O universo é tão focado na relação Charlie-Amy que se fecha ao resto do mundo, inclusive esteticamente. As imagens, numa janela elegante em scope, optam por uma quantidade impensável de close-ups da dupla principal, algo típico da televisão de quarenta anos atrás. São rostos falantes, articulados em plano e contraplano (vide o clímax na lanchonete). Apesar do belo trabalho em baixas luzes, favorecendo a impressão de cansaço do trabalho no hospital, a decisão de reduzir a profundidade de campo e se colar aos rostos sempre que possível reforça a aparência de um hospital inverossímil. Há pouquíssimos médicos, pacientes e funcionários, ou barulhos e dinâmica neste espaço de aparência teatral.
Os atores estão competentes, ainda que seus personagens tenham possuam desenvolvimento. Jessica Chastain constrói uma enfermeira caridosa, evitando pender à caricatura da virtude em moldes Patch Adams; já Eddie Redmayne, felizmente, atenua o olhar absorto e a boca aberta que costuma emprestar a quase todos os personagens. Charlie tampouco sustenta uma aparência de psicopata — alguns filmes enfim compreenderam que psicopatas possuem a mesma expressão que qualquer um de nós, e aí reside o medo, a monstruosidade, a incompreensão. Caso este hospital fornecesse mais elementos dinâmicos para os atores explorarem, a dupla poderia desenvolver mais nuances e características.

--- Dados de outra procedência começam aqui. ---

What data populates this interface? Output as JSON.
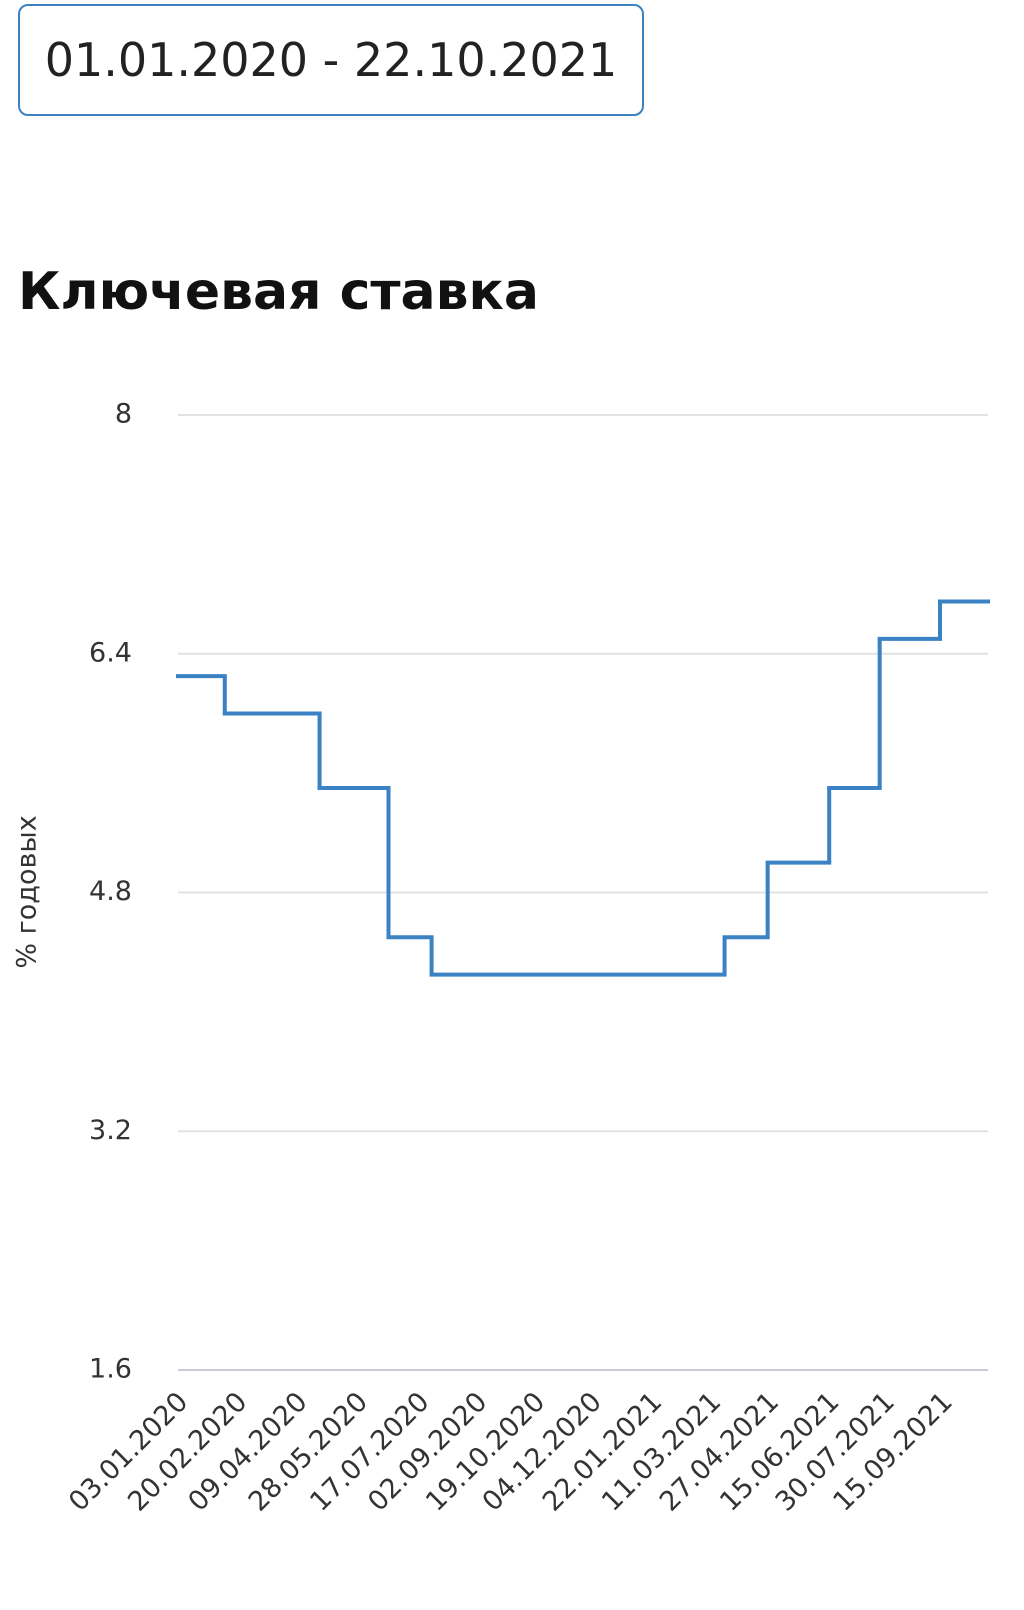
{
  "date_range": "01.01.2020 - 22.10.2021",
  "chart_data": {
    "type": "step",
    "title": "Ключевая ставка",
    "y_label": "% годовых",
    "x": [
      "03.01.2020",
      "10.02.2020",
      "27.04.2020",
      "22.06.2020",
      "27.07.2020",
      "22.03.2021",
      "26.04.2021",
      "15.06.2021",
      "26.07.2021",
      "13.09.2021"
    ],
    "series": [
      {
        "name": "Ключевая ставка",
        "color": "#3a82c4",
        "values": [
          6.25,
          6,
          5.5,
          4.5,
          4.25,
          4.5,
          5,
          5.5,
          6.5,
          6.75
        ]
      }
    ],
    "xlim": [
      "03.01.2020",
      "22.10.2021"
    ],
    "xticks": [
      "03.01.2020",
      "20.02.2020",
      "09.04.2020",
      "28.05.2020",
      "17.07.2020",
      "02.09.2020",
      "19.10.2020",
      "04.12.2020",
      "22.01.2021",
      "11.03.2021",
      "27.04.2021",
      "15.06.2021",
      "30.07.2021",
      "15.09.2021"
    ],
    "ylim": [
      1.6,
      8
    ],
    "yticks": [
      1.6,
      3.2,
      4.8,
      6.4,
      8
    ],
    "grid": true
  }
}
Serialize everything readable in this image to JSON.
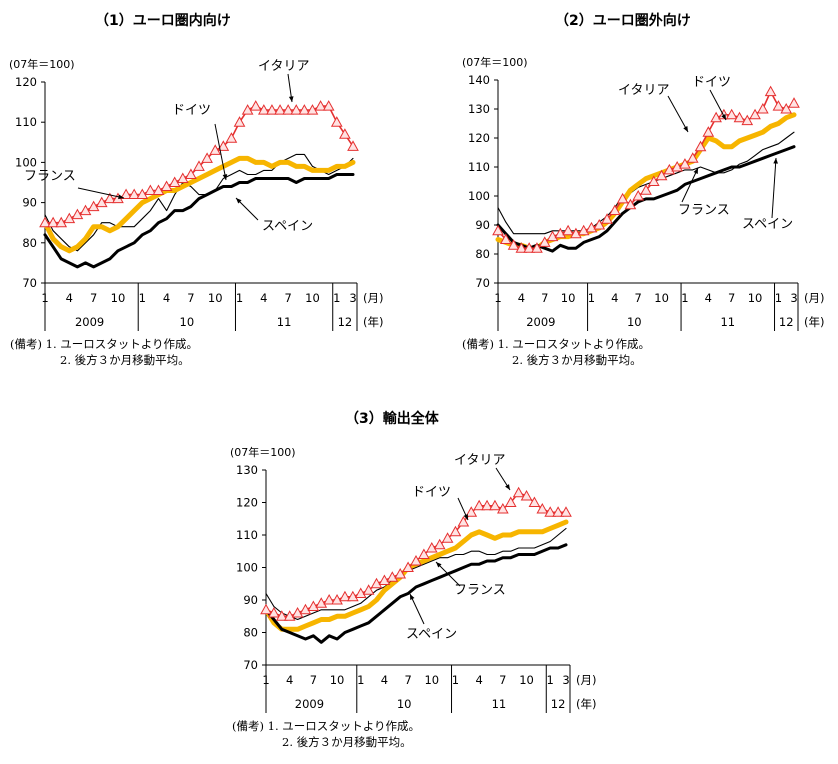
{
  "chart_data": [
    {
      "type": "line",
      "title": "（1）ユーロ圏内向け",
      "ylabel": "(07年＝100)",
      "ylim": [
        70,
        120
      ],
      "yticks": [
        70,
        80,
        90,
        100,
        110,
        120
      ],
      "x_month_ticks": [
        "1",
        "4",
        "7",
        "10",
        "1",
        "4",
        "7",
        "10",
        "1",
        "4",
        "7",
        "10",
        "1",
        "3"
      ],
      "x_year_labels": [
        "2009",
        "10",
        "11",
        "12"
      ],
      "x_unit_month": "(月)",
      "x_unit_year": "(年)",
      "n_points": 39,
      "series": [
        {
          "name": "スペイン",
          "color": "#e53030",
          "style": "triangle",
          "values": [
            85,
            85,
            85,
            86,
            87,
            88,
            89,
            90,
            91,
            91,
            92,
            92,
            92,
            93,
            93,
            94,
            95,
            96,
            97,
            99,
            101,
            103,
            104,
            106,
            110,
            113,
            114,
            113,
            113,
            113,
            113,
            113,
            113,
            113,
            114,
            114,
            110,
            107,
            104
          ]
        },
        {
          "name": "ドイツ",
          "color": "#f7b500",
          "style": "thick",
          "values": [
            85,
            81,
            79,
            78,
            79,
            81,
            84,
            84,
            83,
            84,
            86,
            88,
            90,
            91,
            92,
            93,
            93,
            94,
            95,
            96,
            97,
            98,
            99,
            100,
            101,
            101,
            100,
            100,
            99,
            100,
            100,
            99,
            99,
            98,
            98,
            98,
            99,
            99,
            100
          ]
        },
        {
          "name": "フランス",
          "color": "#000000",
          "style": "thin",
          "values": [
            87,
            83,
            81,
            79,
            78,
            80,
            82,
            85,
            85,
            84,
            84,
            84,
            86,
            88,
            91,
            88,
            92,
            95,
            94,
            92,
            92,
            93,
            96,
            97,
            98,
            97,
            97,
            98,
            98,
            100,
            101,
            102,
            102,
            99,
            98,
            97,
            98,
            99,
            101
          ]
        },
        {
          "name": "イタリア",
          "color": "#000000",
          "style": "bold",
          "values": [
            82,
            79,
            76,
            75,
            74,
            75,
            74,
            75,
            76,
            78,
            79,
            80,
            82,
            83,
            85,
            86,
            88,
            88,
            89,
            91,
            92,
            93,
            94,
            94,
            95,
            95,
            96,
            96,
            96,
            96,
            96,
            95,
            96,
            96,
            96,
            96,
            97,
            97,
            97
          ]
        }
      ],
      "annotations": [
        "スペイン",
        "ドイツ",
        "フランス",
        "イタリア"
      ]
    },
    {
      "type": "line",
      "title": "（2）ユーロ圏外向け",
      "ylabel": "(07年＝100)",
      "ylim": [
        70,
        140
      ],
      "yticks": [
        70,
        80,
        90,
        100,
        110,
        120,
        130,
        140
      ],
      "x_month_ticks": [
        "1",
        "4",
        "7",
        "10",
        "1",
        "4",
        "7",
        "10",
        "1",
        "4",
        "7",
        "10",
        "1",
        "3"
      ],
      "x_year_labels": [
        "2009",
        "10",
        "11",
        "12"
      ],
      "x_unit_month": "(月)",
      "x_unit_year": "(年)",
      "n_points": 39,
      "series": [
        {
          "name": "スペイン",
          "color": "#e53030",
          "style": "triangle",
          "values": [
            88,
            85,
            83,
            82,
            82,
            82,
            84,
            86,
            87,
            88,
            87,
            88,
            89,
            90,
            92,
            95,
            99,
            97,
            100,
            102,
            105,
            107,
            109,
            110,
            111,
            113,
            117,
            122,
            127,
            128,
            128,
            127,
            126,
            128,
            130,
            136,
            131,
            130,
            132
          ]
        },
        {
          "name": "ドイツ",
          "color": "#f7b500",
          "style": "thick",
          "values": [
            85,
            84,
            83,
            83,
            82,
            82,
            84,
            85,
            86,
            86,
            87,
            87,
            88,
            89,
            91,
            94,
            98,
            102,
            104,
            106,
            107,
            108,
            109,
            110,
            111,
            112,
            116,
            120,
            119,
            117,
            117,
            119,
            120,
            121,
            122,
            124,
            125,
            127,
            128
          ]
        },
        {
          "name": "フランス",
          "color": "#000000",
          "style": "thin",
          "values": [
            96,
            91,
            87,
            87,
            87,
            87,
            87,
            88,
            88,
            88,
            88,
            88,
            89,
            91,
            93,
            96,
            100,
            101,
            103,
            104,
            105,
            106,
            107,
            108,
            109,
            109,
            110,
            109,
            108,
            108,
            109,
            111,
            112,
            114,
            116,
            117,
            118,
            120,
            122
          ]
        },
        {
          "name": "イタリア",
          "color": "#000000",
          "style": "bold",
          "values": [
            90,
            87,
            84,
            83,
            82,
            83,
            82,
            81,
            83,
            82,
            82,
            84,
            85,
            86,
            88,
            91,
            94,
            96,
            98,
            99,
            99,
            100,
            101,
            102,
            104,
            105,
            106,
            107,
            108,
            109,
            110,
            110,
            111,
            112,
            113,
            114,
            115,
            116,
            117
          ]
        }
      ],
      "annotations": [
        "スペイン",
        "ドイツ",
        "フランス",
        "イタリア"
      ]
    },
    {
      "type": "line",
      "title": "（3）輸出全体",
      "ylabel": "(07年＝100)",
      "ylim": [
        70,
        130
      ],
      "yticks": [
        70,
        80,
        90,
        100,
        110,
        120,
        130
      ],
      "x_month_ticks": [
        "1",
        "4",
        "7",
        "10",
        "1",
        "4",
        "7",
        "10",
        "1",
        "4",
        "7",
        "10",
        "1",
        "3"
      ],
      "x_year_labels": [
        "2009",
        "10",
        "11",
        "12"
      ],
      "x_unit_month": "(月)",
      "x_unit_year": "(年)",
      "n_points": 39,
      "series": [
        {
          "name": "スペイン",
          "color": "#e53030",
          "style": "triangle",
          "values": [
            87,
            86,
            85,
            85,
            86,
            87,
            88,
            89,
            90,
            90,
            91,
            91,
            92,
            93,
            95,
            96,
            97,
            98,
            100,
            102,
            104,
            106,
            107,
            109,
            111,
            114,
            117,
            119,
            119,
            119,
            118,
            120,
            123,
            122,
            120,
            118,
            117,
            117,
            117
          ]
        },
        {
          "name": "ドイツ",
          "color": "#f7b500",
          "style": "thick",
          "values": [
            87,
            83,
            81,
            81,
            81,
            82,
            83,
            84,
            84,
            85,
            85,
            86,
            87,
            88,
            90,
            93,
            95,
            97,
            100,
            101,
            102,
            103,
            104,
            105,
            106,
            108,
            110,
            111,
            110,
            109,
            110,
            110,
            111,
            111,
            111,
            111,
            112,
            113,
            114
          ]
        },
        {
          "name": "フランス",
          "color": "#000000",
          "style": "thin",
          "values": [
            92,
            88,
            86,
            85,
            84,
            85,
            86,
            87,
            87,
            87,
            87,
            88,
            89,
            91,
            93,
            94,
            96,
            98,
            99,
            100,
            101,
            102,
            103,
            103,
            104,
            104,
            105,
            105,
            104,
            104,
            105,
            105,
            106,
            106,
            106,
            107,
            108,
            110,
            112
          ]
        },
        {
          "name": "イタリア",
          "color": "#000000",
          "style": "bold",
          "values": [
            87,
            84,
            81,
            80,
            79,
            78,
            79,
            77,
            79,
            78,
            80,
            81,
            82,
            83,
            85,
            87,
            89,
            91,
            92,
            94,
            95,
            96,
            97,
            98,
            99,
            100,
            101,
            101,
            102,
            102,
            103,
            103,
            104,
            104,
            104,
            105,
            106,
            106,
            107
          ]
        }
      ],
      "annotations": [
        "スペイン",
        "ドイツ",
        "フランス",
        "イタリア"
      ]
    }
  ],
  "notes": [
    {
      "line1": "(備考) 1. ユーロスタットより作成。",
      "line2": "2. 後方３か月移動平均。"
    },
    {
      "line1": "(備考) 1. ユーロスタットより作成。",
      "line2": "2. 後方３か月移動平均。"
    },
    {
      "line1": "(備考) 1. ユーロスタットより作成。",
      "line2": "2. 後方３か月移動平均。"
    }
  ]
}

Ora, diante de uma investigação simplíssima, poderia restar um mergulho aprofundado na psicologia, certo? Errado. Lindholm perde a oportunidade de analisar a mente de um jovem capaz de matar “até 400 pessoas”, segundo os letreiros finais. O texto dispensa especulações a respeito de distúrbios mentais, preferindo a curiosidade do desconhecido, dizendo que até hoje “ele nunca explicou por que cometeu os crimes”. Talvez o rapaz, certamente acometido por algum distúrbio, não pudesse fazê-lo por conta própria. É uma pena que este mini-hospital não possua um psiquiatra sequer para levantar possibilidades a respeito do homem, cuja relação familiar jamais é mencionada.
Sem suspense nem psicologia, o projeto tenta se salvar em poucos momentos de catarse para Amy, e principalmente, numa cena de crise envolvendo Charlie. Neste instante preciso, o jovem de olhar controlado grita a plenos pulmões, numa tentativa de receber alguma indicação ao Oscar pelo esforço. Nem mesmo face a este descontrole, os investigadores, médicos e donos do hospital suspeitam de algum distúrbio psiquiátrico. A condenação se revela cartesiana e despreocupada com subjetividades: matou; não deveria ter matado; então será detido. Ponto final. Assiste-se ao filme com a mesma emoção de quem lê as atas de um processo judicial.
Ao menos, o aspecto mais forte do discurso se encontra na negligência dos hospitais, que preferiram acobertar o ocorrido (segundo a trama, algo semelhante tinha se passado em nove instituições anteriores) a denunciar este homem ou admitir a crise interna. Diante de uma fera selvagem, que o filme não compreende, nem busca compreender, resta direcionar o olhar àqueles que poderiam ter evitado as mortes, porém não o fizeram. O cineasta aponta o dedo à hipocrisia das instituições, sem conceber alguma alternativa para que esta realidade possa mudar. Permanece, portanto, no grau da denúncia, do aviso a quem interessar possa: há algo muito errado ocorrendo na gestão do nosso sistema de saúde. Façam desta informação o que bem entenderem.